– За глупость, – невозмутимо объяснил Баштаев. – А за что люди сидят?.. Гляди, у меня леденцы есть. Вон целая коробка. А ты чего занятия-то прогуливаешь?
– Лекция в час, – хмуро отозвался Иванов. – Я пойду.
Он вышел на мороз с ясным пониманием, что земляк прав совершенно и только собственная глупость могла заставить его написать то злополучное заявление. Он даже протопал бодро мимо отделения милиции, но тут что-то заставило Иванова остановиться. Он сам себя обозвал предателем, громко и четко обозвал, выдохнув пар изо рта. Студент сделал это совершенно неожиданно, будто кто-то невидимый подсказал ему это обидное слово.
В паспортном столе ему дали бумагу, ручку с железным пером и чернильницу-непроливайку. Перо было скверным, чернила и того хуже. Иванов испортил три листа бумаги. Девушка-лейтенант только из симпатии к молодому и симпатичному студенту не выгнала его прочь за такую непозволительную трату казенного имущества.

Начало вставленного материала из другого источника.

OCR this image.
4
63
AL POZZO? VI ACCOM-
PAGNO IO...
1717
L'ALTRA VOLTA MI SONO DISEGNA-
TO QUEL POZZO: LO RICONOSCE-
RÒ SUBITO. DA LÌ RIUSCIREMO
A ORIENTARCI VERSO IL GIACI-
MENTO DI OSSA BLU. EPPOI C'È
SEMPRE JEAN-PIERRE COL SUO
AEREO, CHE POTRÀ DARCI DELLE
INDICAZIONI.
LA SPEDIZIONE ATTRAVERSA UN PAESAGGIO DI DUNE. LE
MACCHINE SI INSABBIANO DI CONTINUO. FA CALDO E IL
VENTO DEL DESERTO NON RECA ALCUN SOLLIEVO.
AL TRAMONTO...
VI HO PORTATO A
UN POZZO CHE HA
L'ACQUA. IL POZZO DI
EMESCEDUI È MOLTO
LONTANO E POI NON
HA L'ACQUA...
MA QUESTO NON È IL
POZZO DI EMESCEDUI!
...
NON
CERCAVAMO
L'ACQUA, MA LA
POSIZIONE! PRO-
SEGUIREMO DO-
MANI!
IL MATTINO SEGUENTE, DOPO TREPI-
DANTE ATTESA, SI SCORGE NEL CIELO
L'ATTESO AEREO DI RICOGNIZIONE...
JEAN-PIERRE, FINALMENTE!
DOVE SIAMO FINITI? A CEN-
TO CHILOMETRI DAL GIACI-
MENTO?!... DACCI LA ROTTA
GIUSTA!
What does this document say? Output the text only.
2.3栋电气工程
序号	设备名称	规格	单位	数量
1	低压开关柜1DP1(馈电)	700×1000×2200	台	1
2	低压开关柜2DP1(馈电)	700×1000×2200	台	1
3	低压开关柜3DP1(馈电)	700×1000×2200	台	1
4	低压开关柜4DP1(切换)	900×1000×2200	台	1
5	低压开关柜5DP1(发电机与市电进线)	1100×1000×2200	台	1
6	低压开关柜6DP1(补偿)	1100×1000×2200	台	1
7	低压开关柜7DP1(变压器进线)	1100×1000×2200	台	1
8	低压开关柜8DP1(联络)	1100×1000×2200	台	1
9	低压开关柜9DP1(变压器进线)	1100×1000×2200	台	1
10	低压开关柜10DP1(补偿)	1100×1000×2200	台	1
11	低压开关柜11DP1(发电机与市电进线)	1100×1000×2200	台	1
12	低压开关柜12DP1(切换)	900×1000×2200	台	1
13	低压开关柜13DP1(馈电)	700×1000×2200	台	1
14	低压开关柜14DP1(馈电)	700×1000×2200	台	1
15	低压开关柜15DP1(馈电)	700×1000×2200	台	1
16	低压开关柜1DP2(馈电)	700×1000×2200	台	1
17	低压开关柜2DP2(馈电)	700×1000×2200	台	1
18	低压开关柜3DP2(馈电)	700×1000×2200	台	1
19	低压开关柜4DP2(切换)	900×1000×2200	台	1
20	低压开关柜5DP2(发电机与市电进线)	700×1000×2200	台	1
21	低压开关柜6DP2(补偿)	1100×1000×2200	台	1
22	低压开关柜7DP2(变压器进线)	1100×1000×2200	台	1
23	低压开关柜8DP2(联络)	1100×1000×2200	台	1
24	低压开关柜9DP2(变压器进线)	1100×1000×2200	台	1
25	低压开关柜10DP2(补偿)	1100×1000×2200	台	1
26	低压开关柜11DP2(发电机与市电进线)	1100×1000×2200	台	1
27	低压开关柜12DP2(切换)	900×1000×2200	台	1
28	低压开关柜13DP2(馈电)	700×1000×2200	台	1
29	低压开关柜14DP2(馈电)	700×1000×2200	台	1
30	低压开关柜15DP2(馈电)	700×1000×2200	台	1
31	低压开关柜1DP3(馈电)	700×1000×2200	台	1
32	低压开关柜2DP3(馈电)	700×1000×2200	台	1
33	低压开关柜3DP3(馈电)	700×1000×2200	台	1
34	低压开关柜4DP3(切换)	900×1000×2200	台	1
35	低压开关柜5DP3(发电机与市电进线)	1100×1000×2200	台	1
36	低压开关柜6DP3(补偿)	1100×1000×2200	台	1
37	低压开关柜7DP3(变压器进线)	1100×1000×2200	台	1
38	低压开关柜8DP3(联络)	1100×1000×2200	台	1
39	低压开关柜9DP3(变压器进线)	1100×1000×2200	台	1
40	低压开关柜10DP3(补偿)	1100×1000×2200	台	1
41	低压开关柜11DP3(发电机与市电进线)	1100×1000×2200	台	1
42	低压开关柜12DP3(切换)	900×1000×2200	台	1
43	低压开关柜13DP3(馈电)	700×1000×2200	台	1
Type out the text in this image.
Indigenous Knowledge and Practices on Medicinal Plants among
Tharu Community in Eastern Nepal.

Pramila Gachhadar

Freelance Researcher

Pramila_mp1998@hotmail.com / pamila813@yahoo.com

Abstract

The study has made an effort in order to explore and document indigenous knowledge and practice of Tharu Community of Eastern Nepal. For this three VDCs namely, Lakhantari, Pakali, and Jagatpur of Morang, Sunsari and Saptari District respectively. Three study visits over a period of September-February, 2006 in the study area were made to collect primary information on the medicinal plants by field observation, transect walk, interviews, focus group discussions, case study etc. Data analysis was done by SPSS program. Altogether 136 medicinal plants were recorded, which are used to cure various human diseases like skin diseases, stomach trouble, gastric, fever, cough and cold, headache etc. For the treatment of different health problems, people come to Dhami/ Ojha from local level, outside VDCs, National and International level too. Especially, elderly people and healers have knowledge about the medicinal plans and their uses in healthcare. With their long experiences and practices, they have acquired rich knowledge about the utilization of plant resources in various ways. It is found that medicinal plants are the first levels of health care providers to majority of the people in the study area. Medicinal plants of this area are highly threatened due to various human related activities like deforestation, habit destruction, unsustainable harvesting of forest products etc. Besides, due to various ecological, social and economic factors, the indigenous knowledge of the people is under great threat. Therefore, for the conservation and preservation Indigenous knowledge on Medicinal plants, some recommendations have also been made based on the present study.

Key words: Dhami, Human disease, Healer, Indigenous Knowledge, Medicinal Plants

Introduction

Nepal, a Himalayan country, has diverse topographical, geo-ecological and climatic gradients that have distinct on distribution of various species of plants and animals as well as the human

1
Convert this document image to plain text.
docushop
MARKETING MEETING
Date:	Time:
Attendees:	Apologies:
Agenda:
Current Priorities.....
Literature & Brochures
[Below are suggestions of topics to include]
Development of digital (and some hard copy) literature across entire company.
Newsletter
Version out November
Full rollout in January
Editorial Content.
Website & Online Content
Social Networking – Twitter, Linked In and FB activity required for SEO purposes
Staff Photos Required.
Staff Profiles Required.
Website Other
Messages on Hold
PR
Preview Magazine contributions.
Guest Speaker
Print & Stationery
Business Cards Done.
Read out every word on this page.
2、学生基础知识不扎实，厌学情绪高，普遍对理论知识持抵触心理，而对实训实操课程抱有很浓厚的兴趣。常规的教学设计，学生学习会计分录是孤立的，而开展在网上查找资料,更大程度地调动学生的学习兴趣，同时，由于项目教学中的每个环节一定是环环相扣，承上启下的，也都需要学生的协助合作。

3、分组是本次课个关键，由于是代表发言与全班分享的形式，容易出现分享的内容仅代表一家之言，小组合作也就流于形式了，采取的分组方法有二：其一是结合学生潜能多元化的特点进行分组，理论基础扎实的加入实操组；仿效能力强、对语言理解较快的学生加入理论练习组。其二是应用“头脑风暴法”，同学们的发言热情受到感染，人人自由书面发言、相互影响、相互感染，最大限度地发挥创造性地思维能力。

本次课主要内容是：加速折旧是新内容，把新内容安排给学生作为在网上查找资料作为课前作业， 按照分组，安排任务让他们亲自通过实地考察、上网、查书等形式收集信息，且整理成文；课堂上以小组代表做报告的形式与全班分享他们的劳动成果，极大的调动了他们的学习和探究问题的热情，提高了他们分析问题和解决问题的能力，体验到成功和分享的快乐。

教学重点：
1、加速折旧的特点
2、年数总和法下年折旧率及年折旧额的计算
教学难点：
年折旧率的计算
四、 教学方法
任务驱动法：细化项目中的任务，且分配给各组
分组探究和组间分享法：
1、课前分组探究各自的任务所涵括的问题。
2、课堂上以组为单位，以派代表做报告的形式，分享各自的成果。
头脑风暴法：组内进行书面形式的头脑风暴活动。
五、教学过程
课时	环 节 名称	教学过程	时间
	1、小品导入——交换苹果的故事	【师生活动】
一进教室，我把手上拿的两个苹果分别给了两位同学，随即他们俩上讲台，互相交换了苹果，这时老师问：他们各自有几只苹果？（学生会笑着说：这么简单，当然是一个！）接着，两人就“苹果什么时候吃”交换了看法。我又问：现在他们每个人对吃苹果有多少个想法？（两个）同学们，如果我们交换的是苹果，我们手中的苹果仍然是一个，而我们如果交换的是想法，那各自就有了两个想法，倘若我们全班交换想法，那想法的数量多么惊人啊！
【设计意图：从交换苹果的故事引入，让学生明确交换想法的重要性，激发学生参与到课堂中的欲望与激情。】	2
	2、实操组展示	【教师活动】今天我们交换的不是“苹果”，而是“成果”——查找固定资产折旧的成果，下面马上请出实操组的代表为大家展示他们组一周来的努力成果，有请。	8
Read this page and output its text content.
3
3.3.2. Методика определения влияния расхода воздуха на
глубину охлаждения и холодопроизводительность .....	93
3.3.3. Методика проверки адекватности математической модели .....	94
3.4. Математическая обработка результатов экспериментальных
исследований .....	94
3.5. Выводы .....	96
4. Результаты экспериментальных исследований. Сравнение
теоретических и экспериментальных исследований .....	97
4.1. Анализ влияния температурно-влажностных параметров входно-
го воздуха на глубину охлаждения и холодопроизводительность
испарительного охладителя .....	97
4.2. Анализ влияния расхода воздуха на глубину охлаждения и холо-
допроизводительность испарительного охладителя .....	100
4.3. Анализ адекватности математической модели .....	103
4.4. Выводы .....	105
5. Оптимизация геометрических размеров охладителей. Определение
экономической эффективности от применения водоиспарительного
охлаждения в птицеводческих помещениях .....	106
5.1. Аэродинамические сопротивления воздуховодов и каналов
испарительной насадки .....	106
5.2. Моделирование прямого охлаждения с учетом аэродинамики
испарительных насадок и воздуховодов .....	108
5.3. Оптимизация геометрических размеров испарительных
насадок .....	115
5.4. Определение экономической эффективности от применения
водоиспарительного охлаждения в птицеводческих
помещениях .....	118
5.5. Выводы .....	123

Наконец она прочла заявление Иванова, и сразу глаза лейтенанта милиции утратили прежнюю добрую и зовущую влажность, а высохли до стального блеска. Девушка поднялась, не глядя на Иванова, и молча спрятала заявление в сейф.
– Когда зайти? – спросил студент.
– Вам сообщат, – сухо ответила девушка в синей форме и показала на дверь.
Вечером, сразу после лекций, Иванов был у Коганов.
– Я думала, ты уже никогда не придешь, – сказала Наташа.
– Это почему? – спросил Сергей.
– Ну, мы теперь вроде как прокаженные, – сказала Наташа Коган. – С нами опасно.
– Я тебя люблю, – сказал Сергей Иванов. И обрадовался, потому что прежде, так непринужденно и легко, он не мог выговорить эту простую фразу.
А на следующий день за Ивановым пришли прямо в общежитие. Всего один человек за ним пришел, с виду совсем не страшный, но при оружии. Никто этому не удивился, и Сергей Иванов тоже.
На первом допросе у студента спросили: «Ты что, сука, шутишь так?»
– Нет, – ответил Сергей. – В тяжелую минуту для еврейского народа я бы хотел быть в его рядах.
– Бабу поимел, небось жидовку? – резонно поинтересовался следователь.
– Нет, – ответил Сергей и не солгал, потому что с Наташей своей не был в половой близости.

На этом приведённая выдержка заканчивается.